Search code examples
pythonpandasdataframeduplicates

Count the number of identical values ​in a DataFrame Python


I have a dataframe with two columns: hash and results.

The hash column contains the task ID, it can be repeated several times.

The result column contains the user's answer to this task. The answers contain specific string values ​​like: "Yes", "No", "Perhaps", 404"

My task is to calculate the consistency of user answers.

For example, if 3 users answered the same way to a task with one hash, then the consistency is 100%. If 2 out of 3 answered the same way, then 66.6. If one of 3, then 33.3%. If everyone answered differently, then 0.

I tried to calculate the maximum number of repeated answer values ​​for each hash via "duplicated", but this does not work when there are no repeated values.

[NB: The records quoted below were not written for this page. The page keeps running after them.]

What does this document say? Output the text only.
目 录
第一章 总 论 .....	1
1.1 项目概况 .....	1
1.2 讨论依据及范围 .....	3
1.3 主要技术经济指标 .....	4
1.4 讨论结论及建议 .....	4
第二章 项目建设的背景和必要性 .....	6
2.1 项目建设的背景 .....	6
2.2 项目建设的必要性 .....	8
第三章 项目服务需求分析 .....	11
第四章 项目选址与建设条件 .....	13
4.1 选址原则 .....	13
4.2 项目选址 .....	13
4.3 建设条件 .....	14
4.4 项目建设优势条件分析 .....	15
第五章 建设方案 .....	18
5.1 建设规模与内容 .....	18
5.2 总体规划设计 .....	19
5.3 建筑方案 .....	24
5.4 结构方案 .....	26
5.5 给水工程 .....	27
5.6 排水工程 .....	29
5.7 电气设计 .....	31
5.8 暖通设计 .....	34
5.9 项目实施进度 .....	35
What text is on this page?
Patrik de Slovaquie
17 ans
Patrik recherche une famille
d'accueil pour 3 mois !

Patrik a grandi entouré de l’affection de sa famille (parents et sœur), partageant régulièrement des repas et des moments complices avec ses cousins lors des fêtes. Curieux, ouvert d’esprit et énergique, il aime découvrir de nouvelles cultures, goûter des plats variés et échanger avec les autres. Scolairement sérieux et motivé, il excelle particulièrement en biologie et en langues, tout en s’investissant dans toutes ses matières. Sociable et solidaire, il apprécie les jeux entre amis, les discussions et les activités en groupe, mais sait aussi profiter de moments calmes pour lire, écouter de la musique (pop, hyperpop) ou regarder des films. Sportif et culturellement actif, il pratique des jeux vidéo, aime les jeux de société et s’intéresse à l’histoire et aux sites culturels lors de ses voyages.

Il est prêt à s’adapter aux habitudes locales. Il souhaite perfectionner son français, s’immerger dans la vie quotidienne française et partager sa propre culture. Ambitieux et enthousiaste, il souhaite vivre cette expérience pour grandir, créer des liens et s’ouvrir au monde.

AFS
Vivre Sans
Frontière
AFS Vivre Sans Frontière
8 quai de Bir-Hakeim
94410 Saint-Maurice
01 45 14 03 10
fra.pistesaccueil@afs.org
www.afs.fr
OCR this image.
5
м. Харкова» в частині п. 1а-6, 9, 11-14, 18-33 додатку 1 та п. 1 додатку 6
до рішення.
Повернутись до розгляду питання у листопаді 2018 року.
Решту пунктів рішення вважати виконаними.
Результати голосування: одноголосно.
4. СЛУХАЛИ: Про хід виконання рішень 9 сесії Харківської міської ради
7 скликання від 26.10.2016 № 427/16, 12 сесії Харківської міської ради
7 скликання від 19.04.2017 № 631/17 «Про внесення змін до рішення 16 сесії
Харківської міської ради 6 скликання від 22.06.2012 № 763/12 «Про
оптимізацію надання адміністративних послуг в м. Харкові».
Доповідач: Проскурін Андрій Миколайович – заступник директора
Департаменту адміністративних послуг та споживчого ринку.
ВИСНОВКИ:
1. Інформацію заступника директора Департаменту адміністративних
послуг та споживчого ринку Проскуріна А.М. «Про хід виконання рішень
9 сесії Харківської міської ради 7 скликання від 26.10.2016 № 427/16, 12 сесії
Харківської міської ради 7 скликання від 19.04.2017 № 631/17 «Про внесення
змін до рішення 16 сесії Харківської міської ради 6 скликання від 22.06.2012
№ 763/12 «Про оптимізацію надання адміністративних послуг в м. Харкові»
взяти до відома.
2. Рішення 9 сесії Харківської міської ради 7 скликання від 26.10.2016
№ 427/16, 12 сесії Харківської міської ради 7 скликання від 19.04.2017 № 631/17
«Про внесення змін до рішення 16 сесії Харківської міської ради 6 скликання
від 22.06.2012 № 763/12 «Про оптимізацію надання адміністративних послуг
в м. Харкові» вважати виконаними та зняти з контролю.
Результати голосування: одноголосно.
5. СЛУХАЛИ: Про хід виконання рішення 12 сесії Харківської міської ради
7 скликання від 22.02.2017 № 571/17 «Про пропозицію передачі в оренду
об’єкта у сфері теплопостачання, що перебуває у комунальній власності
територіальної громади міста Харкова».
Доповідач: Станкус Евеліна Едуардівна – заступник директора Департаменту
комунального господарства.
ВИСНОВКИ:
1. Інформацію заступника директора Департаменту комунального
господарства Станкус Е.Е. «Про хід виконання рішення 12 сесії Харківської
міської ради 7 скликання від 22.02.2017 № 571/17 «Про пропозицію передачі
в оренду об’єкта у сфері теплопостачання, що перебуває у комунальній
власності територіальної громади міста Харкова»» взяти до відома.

Please tell me what functions can be used to solve this problem.

df for example:

df = pd.DataFrame({'hash': list('AAABBBCCCCDDD'),
               'results': ['Yes', 'No', 'No',
                           'Yes', 'Yes', 'Yes',
                           'Perhaps', 'Yes', '404', 'Perhaps',
                           'Yes', 'No', 'Perhaps',
                          ]
              })

Solution

  • Since you do not provide any reference code, I create a mini python script to simulate your code. This is what I used:

    First I create a function that can take the df and make all the operation

    def calculate_consistency(df):
    

    Then, first of all, I grouped all the records at the hash, and result columns:

    df.groupby('hash')['result'].value_counts().unstack(fill_value=0)
    
    • df.groupby('hash') this function creates a GroupBy object where all rows with the same 'hash' value are grouped together.
    • [result'] This selects only the 'result' column from each group. We're now working with groups of 'result' values for each unique 'hash'.
    • .value_counts() This method counts the occurrences of each unique value in the 'result' column
    • .unstack() This transforms the Series of Series (resulting from value_counts) into a DataFrame. Each unique 'result' value becomes a column. Each 'hash' becomes a row.
    • fill_value=0: This is an argument to unstack(). It fills any missing values (NaN) with 0.

    Then, calculate total responses for each hash

    total_responses = grouped.sum(axis=1)
    

    To find the maximum count for each hash

    max_counts = grouped.max(axis=1)
    

    And finally, calculate consistency percentage and return the consistency.

    consistency = (max_counts / total_responses) * 100
    return consistency
    

    The full code, with the example looks like this:

    import pandas as pd
    
    def calculate_consistency(df):
        grouped = df.groupby('hash')['result'].value_counts().unstack(fill_value=0)
        total_responses = grouped.sum(axis=1)
        max_counts = grouped.max(axis=1)
        consistency = (max_counts / total_responses) * 100
        return consistency
    
    
    df = pd.DataFrame({'hash': ['A', 'A', 'A', 'B', 'B', 'C', 'C', 'C'], 'result': ['Yes', 'Yes', 'No', 'Yes', 'No', 'Perhaps', '404', 'Yes']})
    
    result = calculate_consistency(df)
    print(result)
    

    Let me know if this is useful for you, good luck!